34/28: “ Biz seni bütün insanlara müjdeleyici ve uyarıcı olarak gönderdik.”

16/82: “ Ey Resulüm! Sana düşen sadece bir tebliğden ibarettir.”

88/21:” Öğüt ver, sen ancak öğüt verensin.”

88/23:” Onların üzerinde zorlaıcı değilsin.” Ve 2/256: “ Din de zorlama yoktur.” Yukarıdaki ayetlerde anlamlar çok açıktır. Din bir tebliğdir.. Din de zorlama yoktur. Allah, insanı akıl ve irade ile seçme serbestisini  hak olarak vermiştir.
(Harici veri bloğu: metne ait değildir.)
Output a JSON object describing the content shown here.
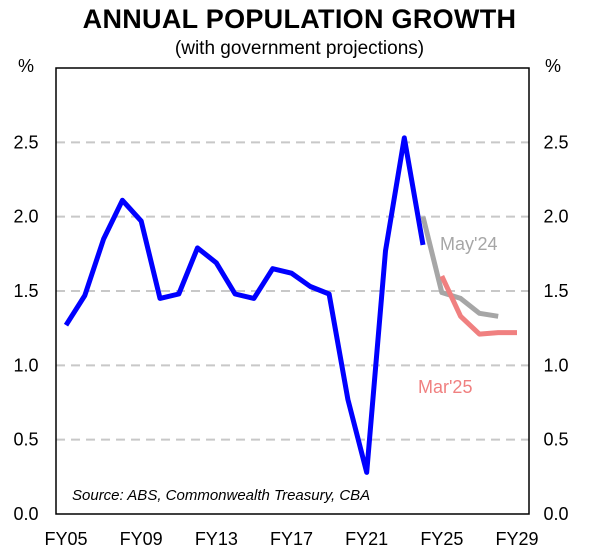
{
  "chart_data": {
    "type": "line",
    "title": "ANNUAL POPULATION GROWTH",
    "subtitle": "(with government projections)",
    "ylabel_left": "%",
    "ylabel_right": "%",
    "ylim": [
      0,
      3.0
    ],
    "yticks": [
      "0.0",
      "0.5",
      "1.0",
      "1.5",
      "2.0",
      "2.5"
    ],
    "xlim": [
      2005,
      2029
    ],
    "xticks": [
      {
        "year": 2005,
        "label": "FY05"
      },
      {
        "year": 2009,
        "label": "FY09"
      },
      {
        "year": 2013,
        "label": "FY13"
      },
      {
        "year": 2017,
        "label": "FY17"
      },
      {
        "year": 2021,
        "label": "FY21"
      },
      {
        "year": 2025,
        "label": "FY25"
      },
      {
        "year": 2029,
        "label": "FY29"
      }
    ],
    "grid": true,
    "source": "Source: ABS, Commonwealth Treasury, CBA",
    "series": [
      {
        "name": "",
        "color": "#0000ff",
        "x": [
          2005,
          2006,
          2007,
          2008,
          2009,
          2010,
          2011,
          2012,
          2013,
          2014,
          2015,
          2016,
          2017,
          2018,
          2019,
          2020,
          2021,
          2022,
          2023,
          2024
        ],
        "y": [
          1.27,
          1.47,
          1.85,
          2.11,
          1.97,
          1.45,
          1.48,
          1.79,
          1.69,
          1.48,
          1.45,
          1.65,
          1.62,
          1.53,
          1.48,
          0.77,
          0.28,
          1.77,
          2.53,
          1.81
        ]
      },
      {
        "name": "May'24",
        "color": "#a6a6a6",
        "x": [
          2024,
          2025,
          2026,
          2027,
          2028
        ],
        "y": [
          2.0,
          1.49,
          1.45,
          1.35,
          1.33
        ]
      },
      {
        "name": "Mar'25",
        "color": "#f08080",
        "x": [
          2025,
          2026,
          2027,
          2028,
          2029
        ],
        "y": [
          1.6,
          1.33,
          1.21,
          1.22,
          1.22
        ]
      }
    ]
  }
}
İslam’da sorumluluk bireyseldir. 4/84 ayette:” Sen Allah yolunda çabala. Çünkü sem kendinden sorumlusun.” Hz. Peygamber’e sen görevini yap,tebliğ er, sen kendinden sorumlusun, denilmektedir. Buradan hareketle, peygamber’in bile sadece kendinden sorumlu tutulması; her insanın vahiy karşısında sorumluluklarının bireysel olduğu anlamı çıkmaktadır. Ve fakat inanan insanların sürekli geçmişe atıfta bulunması, geçmişe tutunması, hatta kendi soyunu yücelterek, onlara sığınması halleri içinde bulundukları da bir gerçektir. Bu hallere atalara tapma kültü, ecdatperestlik deniliyor ki bu haller Kur’an’dan asla onay alamaz. 2/141 ve 2/134 ayetlerde bu hususlar açıkca belirtilmiştir:

“Onlar bir ümmetti, gelip geçtiler. Onların kazandıkları kendilerine, sizin kazandıklarınız size, onların yaptıklarından sorumlu değilsiniz.”
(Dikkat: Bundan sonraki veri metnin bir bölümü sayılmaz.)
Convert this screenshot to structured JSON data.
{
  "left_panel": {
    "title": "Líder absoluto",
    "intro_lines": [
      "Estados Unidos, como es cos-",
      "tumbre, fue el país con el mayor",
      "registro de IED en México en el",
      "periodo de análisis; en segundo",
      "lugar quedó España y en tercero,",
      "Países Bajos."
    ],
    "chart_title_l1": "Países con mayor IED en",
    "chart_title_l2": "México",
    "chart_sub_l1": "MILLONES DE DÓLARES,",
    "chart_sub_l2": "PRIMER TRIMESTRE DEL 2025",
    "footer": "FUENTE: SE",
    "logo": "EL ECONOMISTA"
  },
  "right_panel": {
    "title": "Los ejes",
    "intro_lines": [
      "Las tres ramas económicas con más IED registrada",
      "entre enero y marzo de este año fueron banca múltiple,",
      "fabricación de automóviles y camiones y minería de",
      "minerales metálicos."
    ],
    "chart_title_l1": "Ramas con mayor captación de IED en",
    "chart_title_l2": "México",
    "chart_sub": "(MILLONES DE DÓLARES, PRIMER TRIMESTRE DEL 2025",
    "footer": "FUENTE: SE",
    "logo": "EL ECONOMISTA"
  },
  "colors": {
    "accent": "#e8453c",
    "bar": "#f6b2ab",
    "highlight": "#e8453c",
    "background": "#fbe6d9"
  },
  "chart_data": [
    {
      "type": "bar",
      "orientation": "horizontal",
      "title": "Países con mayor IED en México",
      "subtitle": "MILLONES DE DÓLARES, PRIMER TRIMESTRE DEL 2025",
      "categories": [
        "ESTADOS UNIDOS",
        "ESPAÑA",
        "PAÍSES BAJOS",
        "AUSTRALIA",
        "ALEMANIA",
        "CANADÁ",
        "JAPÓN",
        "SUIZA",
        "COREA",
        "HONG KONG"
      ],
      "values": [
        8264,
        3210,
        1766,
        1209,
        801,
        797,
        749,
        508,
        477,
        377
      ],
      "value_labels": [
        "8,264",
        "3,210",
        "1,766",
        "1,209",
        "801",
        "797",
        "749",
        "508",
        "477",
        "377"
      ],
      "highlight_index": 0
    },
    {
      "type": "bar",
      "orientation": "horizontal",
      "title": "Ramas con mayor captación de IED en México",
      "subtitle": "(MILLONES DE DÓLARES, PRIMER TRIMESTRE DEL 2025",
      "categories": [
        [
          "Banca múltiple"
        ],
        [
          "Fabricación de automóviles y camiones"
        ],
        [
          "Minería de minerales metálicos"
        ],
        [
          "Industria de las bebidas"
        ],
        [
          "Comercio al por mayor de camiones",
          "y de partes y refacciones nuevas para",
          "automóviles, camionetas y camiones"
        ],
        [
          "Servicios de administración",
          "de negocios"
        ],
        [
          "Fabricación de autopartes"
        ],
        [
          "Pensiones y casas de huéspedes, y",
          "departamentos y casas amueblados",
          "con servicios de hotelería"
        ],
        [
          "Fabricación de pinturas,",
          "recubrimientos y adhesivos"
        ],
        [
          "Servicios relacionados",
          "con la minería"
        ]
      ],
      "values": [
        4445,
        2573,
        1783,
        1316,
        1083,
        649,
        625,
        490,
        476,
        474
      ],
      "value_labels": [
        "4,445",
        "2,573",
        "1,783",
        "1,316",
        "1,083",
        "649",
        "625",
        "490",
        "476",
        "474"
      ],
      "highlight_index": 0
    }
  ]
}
Anladığım kadarıyla, Kur’an’da Allah, varlığın işleyiş kanunlarına göre akla yol gösteriyor. Vahiy, akla gelmiştir. Kur’an  insanın aklını doğru işleterek, doğru bilgilere ulaşarak doğru yolda olmasını, doğru yaşamasını istemektedir. Kur’an hazır hiç bir bilgi vermez. Aklın doğru işletilebilmesi için bilginin prensiplerini vermektedir. Nitekim 2/242 ayette bu husus açıkça belirtilir. “ Allah, aklınızı doğru kullanabilmeniz için ilkelerini size böyle açıklamaktadır.” Ve  53/9 : “ İnsana çalışmasının dışında bir karşılık yoktur.” Denilmektedir.

İnsanın çalışmasının dışında bir karşılığın olmaması, her insanın bireysel olarak sorumlu olduğu anlamına gelmektedir.

74/38: “ Her nefis kendi kazandığından hesaba çekilecektir.”

35/4:” Allah, her insanı yaptıklarıyla cezalandırır.”

35/18:” Hiç kimse bir başkasının günahını yüklenmez.”

4/62: “ İnsanların başına gelen musibetler, kendi yaptıklarının sonucudur.”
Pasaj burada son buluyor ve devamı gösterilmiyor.